The New World We Live In

"We are concerned no longer with cultural inflections, but with a passage from one culture stage to another. In all previous ages, only restricted portions of the surface of the earth were known. Men looked out from the narrowest, upon a somewhat larger neighborhood, and beyond that, a great unknown. They were all, so to say, insular: bound in. Whereas our view is confined no longer to a spot of space on the surface of this earth. It surveys the whole of the plane. And this fact, this lack of horizon, is something new."

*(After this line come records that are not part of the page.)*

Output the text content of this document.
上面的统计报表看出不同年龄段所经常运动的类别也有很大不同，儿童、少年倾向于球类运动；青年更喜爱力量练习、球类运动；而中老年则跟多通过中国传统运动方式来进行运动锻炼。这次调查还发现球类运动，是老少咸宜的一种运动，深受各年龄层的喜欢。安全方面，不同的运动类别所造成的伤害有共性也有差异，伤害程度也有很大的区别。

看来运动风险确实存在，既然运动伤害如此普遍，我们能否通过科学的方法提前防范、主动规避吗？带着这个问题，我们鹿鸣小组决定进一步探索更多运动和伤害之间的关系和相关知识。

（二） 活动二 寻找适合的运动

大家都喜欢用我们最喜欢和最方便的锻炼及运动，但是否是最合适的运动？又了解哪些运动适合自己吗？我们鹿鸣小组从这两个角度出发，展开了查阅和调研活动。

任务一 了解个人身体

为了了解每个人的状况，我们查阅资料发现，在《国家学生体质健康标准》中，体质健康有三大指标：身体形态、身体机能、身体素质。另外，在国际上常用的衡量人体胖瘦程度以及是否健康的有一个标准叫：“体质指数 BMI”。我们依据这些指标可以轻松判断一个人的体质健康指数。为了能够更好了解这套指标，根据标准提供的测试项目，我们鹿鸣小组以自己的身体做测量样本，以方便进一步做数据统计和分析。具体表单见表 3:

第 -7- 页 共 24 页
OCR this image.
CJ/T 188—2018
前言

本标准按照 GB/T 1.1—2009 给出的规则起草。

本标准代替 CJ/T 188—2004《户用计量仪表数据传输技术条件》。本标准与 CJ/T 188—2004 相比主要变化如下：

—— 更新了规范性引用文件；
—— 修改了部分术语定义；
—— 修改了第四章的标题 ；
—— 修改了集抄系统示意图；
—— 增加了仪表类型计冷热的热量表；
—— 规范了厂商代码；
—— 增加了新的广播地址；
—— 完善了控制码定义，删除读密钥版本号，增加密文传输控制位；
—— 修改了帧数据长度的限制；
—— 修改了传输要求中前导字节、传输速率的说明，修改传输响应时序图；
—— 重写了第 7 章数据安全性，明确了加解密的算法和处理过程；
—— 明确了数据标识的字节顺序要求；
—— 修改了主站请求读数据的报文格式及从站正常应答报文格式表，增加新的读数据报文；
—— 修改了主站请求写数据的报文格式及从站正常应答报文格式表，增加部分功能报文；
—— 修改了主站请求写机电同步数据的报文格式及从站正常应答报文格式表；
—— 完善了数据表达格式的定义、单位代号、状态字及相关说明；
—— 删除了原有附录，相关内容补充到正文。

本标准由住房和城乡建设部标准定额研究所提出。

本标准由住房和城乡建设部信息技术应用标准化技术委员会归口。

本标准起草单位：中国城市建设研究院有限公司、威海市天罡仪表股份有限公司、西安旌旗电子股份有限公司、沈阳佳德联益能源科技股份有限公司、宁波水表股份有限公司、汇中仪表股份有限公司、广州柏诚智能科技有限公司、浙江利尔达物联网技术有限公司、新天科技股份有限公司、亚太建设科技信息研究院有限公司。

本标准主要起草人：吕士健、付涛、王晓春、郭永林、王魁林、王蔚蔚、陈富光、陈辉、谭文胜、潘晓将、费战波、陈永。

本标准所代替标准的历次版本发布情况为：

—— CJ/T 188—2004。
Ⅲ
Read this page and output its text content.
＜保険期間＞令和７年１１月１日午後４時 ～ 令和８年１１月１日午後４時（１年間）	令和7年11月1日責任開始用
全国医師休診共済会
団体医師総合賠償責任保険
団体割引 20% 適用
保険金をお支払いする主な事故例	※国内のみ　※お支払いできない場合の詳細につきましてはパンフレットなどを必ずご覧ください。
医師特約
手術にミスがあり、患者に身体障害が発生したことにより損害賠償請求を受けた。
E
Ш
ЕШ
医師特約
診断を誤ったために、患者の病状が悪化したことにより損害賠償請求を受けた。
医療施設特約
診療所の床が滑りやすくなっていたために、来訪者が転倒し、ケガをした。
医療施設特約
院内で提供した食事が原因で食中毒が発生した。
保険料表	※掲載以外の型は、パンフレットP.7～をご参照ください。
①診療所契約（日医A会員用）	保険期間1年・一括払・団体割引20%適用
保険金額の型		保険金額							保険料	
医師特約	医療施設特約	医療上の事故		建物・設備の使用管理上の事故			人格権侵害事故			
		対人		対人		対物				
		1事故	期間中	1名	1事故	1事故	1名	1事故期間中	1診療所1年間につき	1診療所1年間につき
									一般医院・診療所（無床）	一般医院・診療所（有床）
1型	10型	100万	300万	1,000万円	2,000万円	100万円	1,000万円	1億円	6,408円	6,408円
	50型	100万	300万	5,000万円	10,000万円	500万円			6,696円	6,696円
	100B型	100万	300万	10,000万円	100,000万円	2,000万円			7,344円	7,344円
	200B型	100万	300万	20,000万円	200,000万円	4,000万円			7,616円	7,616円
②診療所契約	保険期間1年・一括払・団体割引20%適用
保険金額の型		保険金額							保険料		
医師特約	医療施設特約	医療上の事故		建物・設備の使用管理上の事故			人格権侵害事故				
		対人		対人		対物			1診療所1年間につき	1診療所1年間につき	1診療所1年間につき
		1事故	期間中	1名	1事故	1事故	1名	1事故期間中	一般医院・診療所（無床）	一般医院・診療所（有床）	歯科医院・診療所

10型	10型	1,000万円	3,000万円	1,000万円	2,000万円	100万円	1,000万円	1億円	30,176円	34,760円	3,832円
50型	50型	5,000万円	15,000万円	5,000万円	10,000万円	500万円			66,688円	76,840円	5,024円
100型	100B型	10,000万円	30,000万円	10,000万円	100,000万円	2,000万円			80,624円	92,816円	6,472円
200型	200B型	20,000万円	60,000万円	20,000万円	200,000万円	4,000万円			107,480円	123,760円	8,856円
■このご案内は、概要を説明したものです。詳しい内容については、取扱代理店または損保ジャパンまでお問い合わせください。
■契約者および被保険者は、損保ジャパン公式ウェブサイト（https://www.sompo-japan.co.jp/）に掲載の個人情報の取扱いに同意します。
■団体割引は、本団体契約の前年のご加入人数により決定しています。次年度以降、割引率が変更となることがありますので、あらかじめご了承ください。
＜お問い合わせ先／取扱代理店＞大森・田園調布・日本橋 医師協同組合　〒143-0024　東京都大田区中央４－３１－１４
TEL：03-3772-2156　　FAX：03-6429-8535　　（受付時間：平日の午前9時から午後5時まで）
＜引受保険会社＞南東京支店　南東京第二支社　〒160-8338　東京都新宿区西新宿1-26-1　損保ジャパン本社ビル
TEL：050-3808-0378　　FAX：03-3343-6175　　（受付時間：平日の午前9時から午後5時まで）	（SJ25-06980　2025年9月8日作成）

Leo Frobenious in Monumenta Terrarum (1929)

Sunday, November 7, 2010

The Retro-Romantic Approach

"other theorists then go further and maintain that most of humankind's problems came with the invention of farming itself, because with farming the human animal began to deliberately alter the biosphere for its own gratification, produced a written language that ensconced power in the dogmatic text, produced an agricultural surplus that allowed some individuals to begin to economically control and enslave others, and began the wholesale subjugation of women. And, indeed, most of that did begin with agrarian farming.
So, these theorists maintain, we really should never have gone past hunting-and-gathering societies. The delightful things then said about these societies--some of which were peace-loving and rather egalitarian, and some of which were not--are, at the least, astonishingly one-sided. Until other theorists carefully point out that precious few of these societies were actually egalitarian, that warfare most definitely existed, that the very seeds of sexist subjugation were planted here, that slavery was not unheard of...
We really should have never gone past gorillas, who at least don't deliberately sacrifice their own or engage in renegade warfare, where slavery is nonexistent and no animal is alienated from its own labors. Until you realize...
And so it goes, scraping layers and layers of depth off the Kosmos looking for a Garden of Eden that ever recedes into a shallower darkness.
My point is that it is one thing to remember and embrace and honor our roots; quite another to hack off our leaves and branches and celebrate that as a solution to leaf rot. So we will celebrate the new possibilities of evolution even as we gasp in horror--and try to redress-- the multiplicity of new pathologies."